To use Spring Social, developers:

  1. Manually set up a one-time developer account with the target social networking site.
  2. Programmatically request an OAuth token from the target social networking site for each new user.
  3. Instantiate the right Spring Source template (ie. TwitterTemplate), passing in their developer keys as well as the OAuth key for the current user.
  4. Call whatever method they like on the Spring Source template object, much like calling methods on a JdbcTemplate.


Once authorized, the application code required to manipulate a given social networking site is nearly trivial, as in the below example to get a user's LinkedIn connections:

LinkedInTemplate template = new LinkedInTemplate(developerApiKey, developerSecret, oauthAccessTokenValue, oauthAccessTokenSecret);
List <linkedinprofile> connections = template.getConnections();

Of course, the OAuth authorization portion is the tricky part.
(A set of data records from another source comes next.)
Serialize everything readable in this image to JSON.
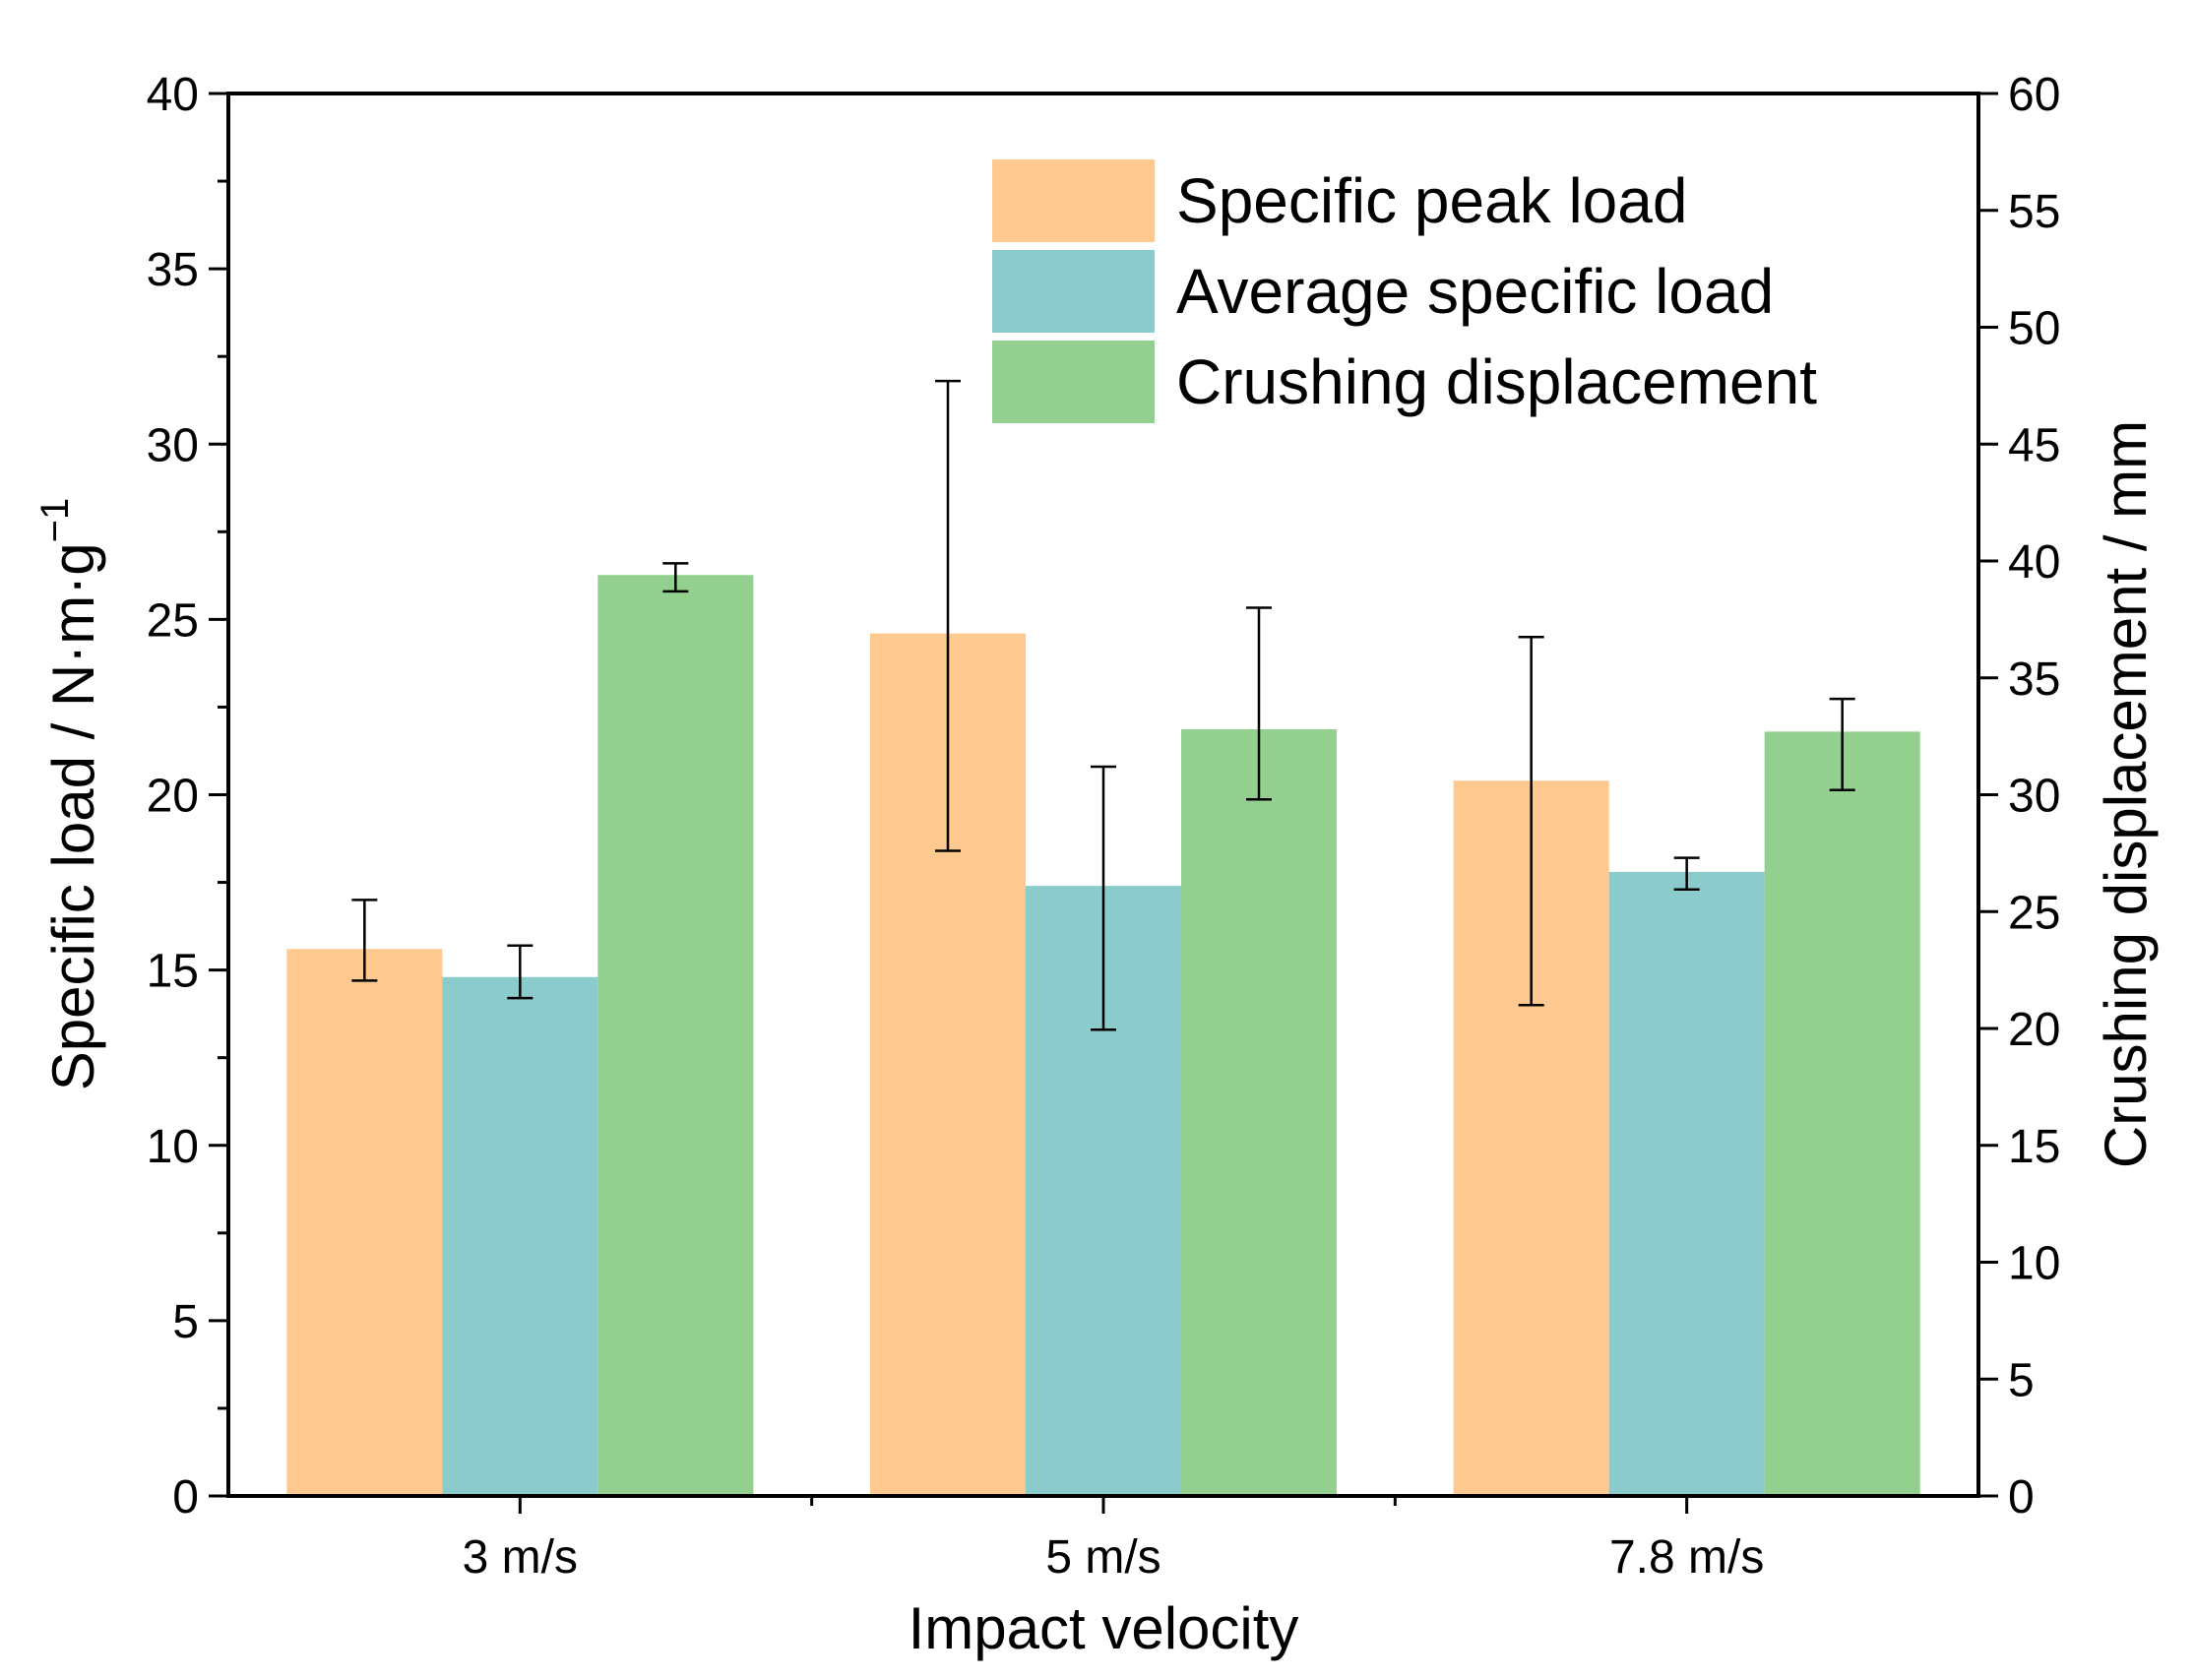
{
  "chart_data": {
    "type": "bar",
    "title": "",
    "xlabel": "Impact velocity",
    "ylabel_left_main": "Specific load / N·m·g",
    "ylabel_left_sup": "−1",
    "ylabel_right": "Crushing displacement / mm",
    "categories": [
      "3 m/s",
      "5 m/s",
      "7.8 m/s"
    ],
    "ylim_left": [
      0,
      40
    ],
    "yticks_left": [
      "0",
      "5",
      "10",
      "15",
      "20",
      "25",
      "30",
      "35",
      "40"
    ],
    "ylim_right": [
      0,
      60
    ],
    "yticks_right": [
      "0",
      "5",
      "10",
      "15",
      "20",
      "25",
      "30",
      "35",
      "40",
      "45",
      "50",
      "55",
      "60"
    ],
    "grid": false,
    "legend_position": "top-right",
    "series": [
      {
        "name": "Specific peak load",
        "axis": "left",
        "color": "#fdc98f",
        "values": [
          15.6,
          24.6,
          20.4
        ],
        "error_low": [
          14.7,
          18.4,
          14.0
        ],
        "error_high": [
          17.0,
          31.8,
          24.5
        ]
      },
      {
        "name": "Average specific load",
        "axis": "left",
        "color": "#8ccbcb",
        "values": [
          14.8,
          17.4,
          17.8
        ],
        "error_low": [
          14.2,
          13.3,
          17.3
        ],
        "error_high": [
          15.7,
          20.8,
          18.2
        ]
      },
      {
        "name": "Crushing displacement",
        "axis": "right",
        "color": "#93d090",
        "values": [
          39.4,
          32.8,
          32.7
        ],
        "error_low": [
          38.7,
          29.8,
          30.2
        ],
        "error_high": [
          39.9,
          38.0,
          34.1
        ]
      }
    ]
  }
}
SpringSource has created a reference implementation called Greenhouse to demonstrate how to use the API. Greenhouse has some sample code that demonstrates requesting OAuth tokens and connecting to each provider, but an excellent Spring Social tutorial already written by Jettro Coenradie might be easier to follow.

Future milestones for Spring Social plan to include better documentation and more integrated management of OAuth services to store authorizations. At the moment, developers have to handle storing authorization keys somewhere and passing authorization keys to the Spring Social template. But the next Spring Social milestone will include code to make this process easier. SpringSource plans to base its ultimate OAuth solution on the code currently in Greenhouse.

Alternatives to Spring Social include using other, site-specific libraries. Twitter has the richest ecosystem of libraries like Twitter4J and others. Site-specific libraries for other sites are a little harder to come by, like the fork of Facebook's formerly official, now semi-abandoned Java API or RestFB.

Developers can also use OAuth helper libraries to do some heavy lifting and then just use the REST-like APIs of each service by directly manipulating URLs. Some popular OAuth libraries include Signpost, OAuth for Spring Security, Scribe, and others.